L'essence inquiète Jean Charest

Les hausses successives du prix de l’essence indisposent de plus en plus d’automobilistes, de transporteurs publics et privés, de même que l’industrie en général, hautement dépendante du transport de ses biens.
Photo: Agence Reuters Les hausses successives du prix de l’essence indisposent de plus en plus d’automobilistes, de transporteurs publics et privés, de même que l’industrie en général, hautement dépendante du transport de ses biens.

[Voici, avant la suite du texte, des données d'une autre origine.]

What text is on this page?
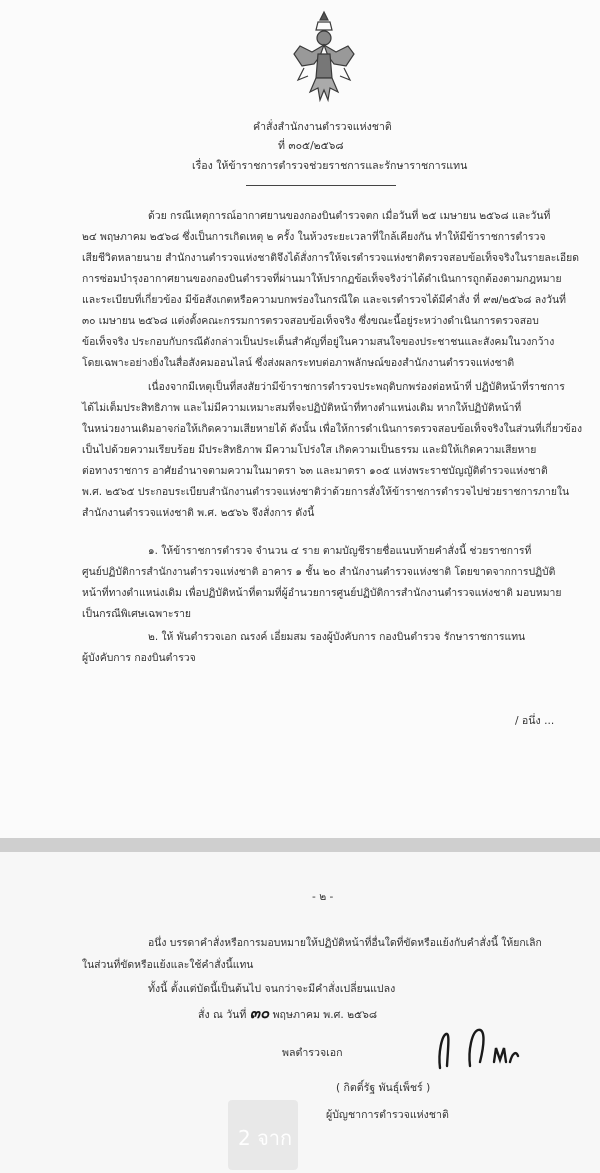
คำสั่งสำนักงานตำรวจแห่งชาติ
ที่ ๓๐๕/๒๕๖๘
เรื่อง ให้ข้าราชการตำรวจช่วยราชการและรักษาราชการแทน
ด้วย กรณีเหตุการณ์อากาศยานของกองบินตำรวจตก เมื่อวันที่ ๒๕ เมษายน ๒๕๖๘ และวันที่
๒๔ พฤษภาคม ๒๕๖๘ ซึ่งเป็นการเกิดเหตุ ๒ ครั้ง ในห้วงระยะเวลาที่ใกล้เคียงกัน ทำให้มีข้าราชการตำรวจ
เสียชีวิตหลายนาย สำนักงานตำรวจแห่งชาติจึงได้สั่งการให้จเรตำรวจแห่งชาติตรวจสอบข้อเท็จจริงในรายละเอียด
การซ่อมบำรุงอากาศยานของกองบินตำรวจที่ผ่านมาให้ปรากฏข้อเท็จจริงว่าได้ดำเนินการถูกต้องตามกฎหมาย
และระเบียบที่เกี่ยวข้อง มีข้อสังเกตหรือความบกพร่องในกรณีใด และจเรตำรวจได้มีคำสั่ง ที่ ๙๗/๒๕๖๘ ลงวันที่
๓๐ เมษายน ๒๕๖๘ แต่งตั้งคณะกรรมการตรวจสอบข้อเท็จจริง ซึ่งขณะนี้อยู่ระหว่างดำเนินการตรวจสอบ
ข้อเท็จจริง ประกอบกับกรณีดังกล่าวเป็นประเด็นสำคัญที่อยู่ในความสนใจของประชาชนและสังคมในวงกว้าง
โดยเฉพาะอย่างยิ่งในสื่อสังคมออนไลน์ ซึ่งส่งผลกระทบต่อภาพลักษณ์ของสำนักงานตำรวจแห่งชาติ
เนื่องจากมีเหตุเป็นที่สงสัยว่ามีข้าราชการตำรวจประพฤติบกพร่องต่อหน้าที่ ปฏิบัติหน้าที่ราชการ
ได้ไม่เต็มประสิทธิภาพ และไม่มีความเหมาะสมที่จะปฏิบัติหน้าที่ทางตำแหน่งเดิม หากให้ปฏิบัติหน้าที่
ในหน่วยงานเดิมอาจก่อให้เกิดความเสียหายได้ ดังนั้น เพื่อให้การดำเนินการตรวจสอบข้อเท็จจริงในส่วนที่เกี่ยวข้อง
เป็นไปด้วยความเรียบร้อย มีประสิทธิภาพ มีความโปร่งใส เกิดความเป็นธรรม และมิให้เกิดความเสียหาย
ต่อทางราชการ อาศัยอำนาจตามความในมาตรา ๖๓ และมาตรา ๑๐๕ แห่งพระราชบัญญัติตำรวจแห่งชาติ
พ.ศ. ๒๕๖๕ ประกอบระเบียบสำนักงานตำรวจแห่งชาติว่าด้วยการสั่งให้ข้าราชการตำรวจไปช่วยราชการภายใน
สำนักงานตำรวจแห่งชาติ พ.ศ. ๒๕๖๖ จึงสั่งการ ดังนี้
๑. ให้ข้าราชการตำรวจ จำนวน ๔ ราย ตามบัญชีรายชื่อแนบท้ายคำสั่งนี้ ช่วยราชการที่
ศูนย์ปฏิบัติการสำนักงานตำรวจแห่งชาติ อาคาร ๑ ชั้น ๒๐ สำนักงานตำรวจแห่งชาติ โดยขาดจากการปฏิบัติ
หน้าที่ทางตำแหน่งเดิม เพื่อปฏิบัติหน้าที่ตามที่ผู้อำนวยการศูนย์ปฏิบัติการสำนักงานตำรวจแห่งชาติ มอบหมาย
เป็นกรณีพิเศษเฉพาะราย
๒. ให้ พันตำรวจเอก ณรงค์ เอี่ยมสม รองผู้บังคับการ กองบินตำรวจ รักษาราชการแทน
ผู้บังคับการ กองบินตำรวจ
/ อนึ่ง ...
- ๒ -
อนึ่ง บรรดาคำสั่งหรือการมอบหมายให้ปฏิบัติหน้าที่อื่นใดที่ขัดหรือแย้งกับคำสั่งนี้ ให้ยกเลิก
ในส่วนที่ขัดหรือแย้งและใช้คำสั่งนี้แทน
ทั้งนี้ ตั้งแต่บัดนี้เป็นต้นไป จนกว่าจะมีคำสั่งเปลี่ยนแปลง
สั่ง ณ วันที่ ๓๐ พฤษภาคม พ.ศ. ๒๕๖๘
พลตำรวจเอก
( กิตติ์รัฐ พันธุ์เพ็ชร์ )
ผู้บัญชาการตำรวจแห่งชาติ
2 จาก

Chambly — Tous les gouvernements doivent effectivement se pencher sur les répercussions des récentes hausses du prix de l'essence, mais il n'est pas question, pour le moment, d'annoncer quoi que ce soit.

De passage à Chambly et à Saint-Jean-sur-Richelieu hier, le premier ministre du Québec Jean Charest a été appelé à commenter les hausses successives du prix de l'essence qui indisposent de plus en plus d'automobilistes, de transporteurs publics et privés, de même que l'industrie en général, hautement dépendante du transport de ses biens.

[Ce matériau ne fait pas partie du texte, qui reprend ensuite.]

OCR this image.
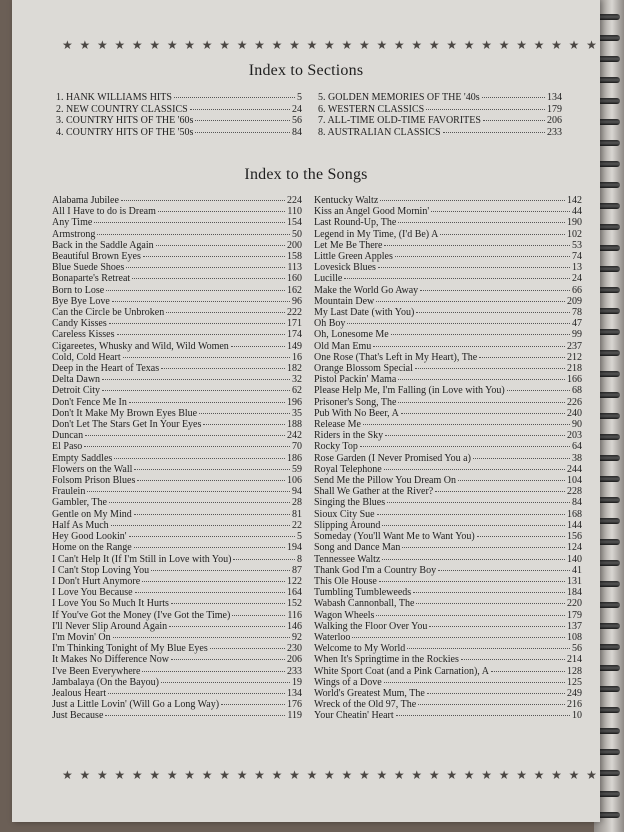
★ ★ ★ ★ ★ ★ ★ ★ ★ ★ ★ ★ ★ ★ ★ ★ ★ ★ ★ ★ ★ ★ ★ ★ ★ ★ ★ ★ ★ ★ ★
Index to Sections
1. HANK WILLIAMS HITS	5
2. NEW COUNTRY CLASSICS	24
3. COUNTRY HITS OF THE '60s	56
4. COUNTRY HITS OF THE '50s	84
5. GOLDEN MEMORIES OF THE '40s	134
6. WESTERN CLASSICS	179
7. ALL-TIME OLD-TIME FAVORITES	206
8. AUSTRALIAN CLASSICS	233
Index to the Songs
Alabama Jubilee	224
All I Have to do is Dream	110
Any Time	154
Armstrong	50
Back in the Saddle Again	200
Beautiful Brown Eyes	158
Blue Suede Shoes	113
Bonaparte's Retreat	160
Born to Lose	162
Bye Bye Love	96
Can the Circle be Unbroken	222
Candy Kisses	171
Careless Kisses	174
Cigareetes, Whusky and Wild, Wild Women	149
Cold, Cold Heart	16
Deep in the Heart of Texas	182
Delta Dawn	32
Detroit City	62
Don't Fence Me In	196
Don't It Make My Brown Eyes Blue	35
Don't Let The Stars Get In Your Eyes	188
Duncan	242
El Paso	70
Empty Saddles	186
Flowers on the Wall	59
Folsom Prison Blues	106
Fraulein	94
Gambler, The	28
Gentle on My Mind	81
Half As Much	22
Hey Good Lookin'	5
Home on the Range	194
I Can't Help It (If I'm Still in Love with You)	8
I Can't Stop Loving You	87
I Don't Hurt Anymore	122
I Love You Because	164
I Love You So Much It Hurts	152
If You've Got the Money (I've Got the Time)	116
I'll Never Slip Around Again	146
I'm Movin' On	92
I'm Thinking Tonight of My Blue Eyes	230
It Makes No Difference Now	206
I've Been Everywhere	233
Jambalaya (On the Bayou)	19
Jealous Heart	134
Just a Little Lovin' (Will Go a Long Way)	176
Just Because	119
Kentucky Waltz	142
Kiss an Angel Good Mornin'	44
Last Round-Up, The	190
Legend in My Time, (I'd Be) A	102
Let Me Be There	53
Little Green Apples	74
Lovesick Blues	13
Lucille	24
Make the World Go Away	66
Mountain Dew	209
My Last Date (with You)	78
Oh Boy	47
Oh, Lonesome Me	99
Old Man Emu	237
One Rose (That's Left in My Heart), The	212
Orange Blossom Special	218
Pistol Packin' Mama	166
Please Help Me, I'm Falling (in Love with You)	68
Prisoner's Song, The	226
Pub With No Beer, A	240
Release Me	90
Riders in the Sky	203
Rocky Top	64
Rose Garden (I Never Promised You a)	38
Royal Telephone	244
Send Me the Pillow You Dream On	104
Shall We Gather at the River?	228
Singing the Blues	84
Sioux City Sue	168
Slipping Around	144
Someday (You'll Want Me to Want You)	156
Song and Dance Man	124
Tennessee Waltz	140
Thank God I'm a Country Boy	41
This Ole House	131
Tumbling Tumbleweeds	184
Wabash Cannonball, The	220
Wagon Wheels	179
Walking the Floor Over You	137
Waterloo	108
Welcome to My World	56
When It's Springtime in the Rockies	214
White Sport Coat (and a Pink Carnation), A	128
Wings of a Dove	125
World's Greatest Mum, The	249
Wreck of the Old 97, The	216
Your Cheatin' Heart	10
★ ★ ★ ★ ★ ★ ★ ★ ★ ★ ★ ★ ★ ★ ★ ★ ★ ★ ★ ★ ★ ★ ★ ★ ★ ★ ★ ★ ★ ★ ★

Jusqu'ici, les gouvernements fédéral et provincial se sont refusé à intervenir en abaissant leurs taxes, notant que celles-ci servent à financer des services publics comme les infrastructures municipales.

Ils ont aussi soutenu que leurs pouvoirs sont limités en la matière, qu'il y a déjà eu enquêtes et que celles-ci n'avaient pas démontré de collusion entre les pétrolières. Les gouvernements se disent aussi victimes de ces hausses de prix avec leurs propres flottes de véhicules.

Hier, en tournée en Montérégie, le premier ministre Charest semblait vouloir trouver des moyens de limiter de façon générale la consommation d'essence comme façon de s'ajuster à la situation actuelle. «On a un contexte vraiment nouveau au niveau de l'énergie, mondialement. Le baril de pétrole à 66 $ le baril, personne n'avait prévu ça, il y a quelques années. Donc, c'est un contexte vraiment nouveau. Nous, on a déjà une surtaxe sur les véhicules qui consomment beaucoup d'essence, alors ça va déjà dans le sens de la reconnaissance de ceux qui consomment moins», a-t-il d'abord affirmé. «Là, l'avenir nous force à aller plus loin, je pense.» Il s'est toutefois empressé d'ajouter qu'il n'annonçait rien à ce moment-ci et que la réflexion devait se poursuivre.

D'autres gouvernements ont déjà adopté des incitatifs financiers pour favoriser les voitures hybrides, par exemple, ou le transport en commun.